Depois que passa o Dia das Mães, a gente acorda de ressaca

Brenda Fucuta

13/05/2018 16h39

Créditos: Austin Neill/Unsplash

No Dia das Mães, costumo ganhar café da manhã na cama. Espero acordada, fazendo de conta que estou dormindo, mesmo hoje, quando o meu filho mais velho tem mais de 30 anos e o caçula, 14. Tomo o suco de laranja, como o mamão em pedaços, experimento o pão torrado e saboreio o café. É um café simples, do jeito que eu gosto (e do jeito que eu faço todo dia). Meus filhos ficam ao redor, sentados na cama comigo, esperando que eu me sinta bem, que esteja satisfeita com o mimo.

É nossa pequena tradição e ela me faz tão feliz quanto os presentes de Natal que recebia na infância.

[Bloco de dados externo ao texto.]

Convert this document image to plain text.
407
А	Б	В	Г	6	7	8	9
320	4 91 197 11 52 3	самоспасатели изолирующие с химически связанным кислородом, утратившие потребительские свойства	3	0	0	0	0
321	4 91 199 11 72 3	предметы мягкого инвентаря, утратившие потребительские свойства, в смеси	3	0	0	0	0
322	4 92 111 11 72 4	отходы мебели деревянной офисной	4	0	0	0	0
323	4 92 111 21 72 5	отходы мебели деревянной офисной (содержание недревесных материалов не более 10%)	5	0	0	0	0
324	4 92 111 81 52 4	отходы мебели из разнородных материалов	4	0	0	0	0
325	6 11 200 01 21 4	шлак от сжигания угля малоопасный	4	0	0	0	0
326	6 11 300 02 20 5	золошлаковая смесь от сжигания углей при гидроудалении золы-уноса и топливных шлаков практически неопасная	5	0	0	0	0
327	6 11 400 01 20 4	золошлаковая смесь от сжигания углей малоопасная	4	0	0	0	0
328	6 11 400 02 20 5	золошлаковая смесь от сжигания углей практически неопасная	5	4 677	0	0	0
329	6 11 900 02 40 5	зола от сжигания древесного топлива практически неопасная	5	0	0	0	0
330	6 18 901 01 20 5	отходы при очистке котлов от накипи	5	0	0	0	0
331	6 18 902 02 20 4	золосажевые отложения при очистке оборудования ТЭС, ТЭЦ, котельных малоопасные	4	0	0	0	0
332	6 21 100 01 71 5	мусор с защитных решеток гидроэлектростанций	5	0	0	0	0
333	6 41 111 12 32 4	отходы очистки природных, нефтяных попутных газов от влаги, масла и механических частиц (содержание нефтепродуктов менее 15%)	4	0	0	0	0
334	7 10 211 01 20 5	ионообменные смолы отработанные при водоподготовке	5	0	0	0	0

Tem gente que não gosta de massagem, de surpresas ou de chocolate. Mas não conheço ninguém que não gosta de demonstrações de amor feitas pelas pessoas que ama. Então, mesmo sabendo que o Dia das Mães é meio forçado, que a sua origem é suspeita – criada pelo mercado de consumo, tal e tal ­–, eu adoro esta data mais do que qualquer outra.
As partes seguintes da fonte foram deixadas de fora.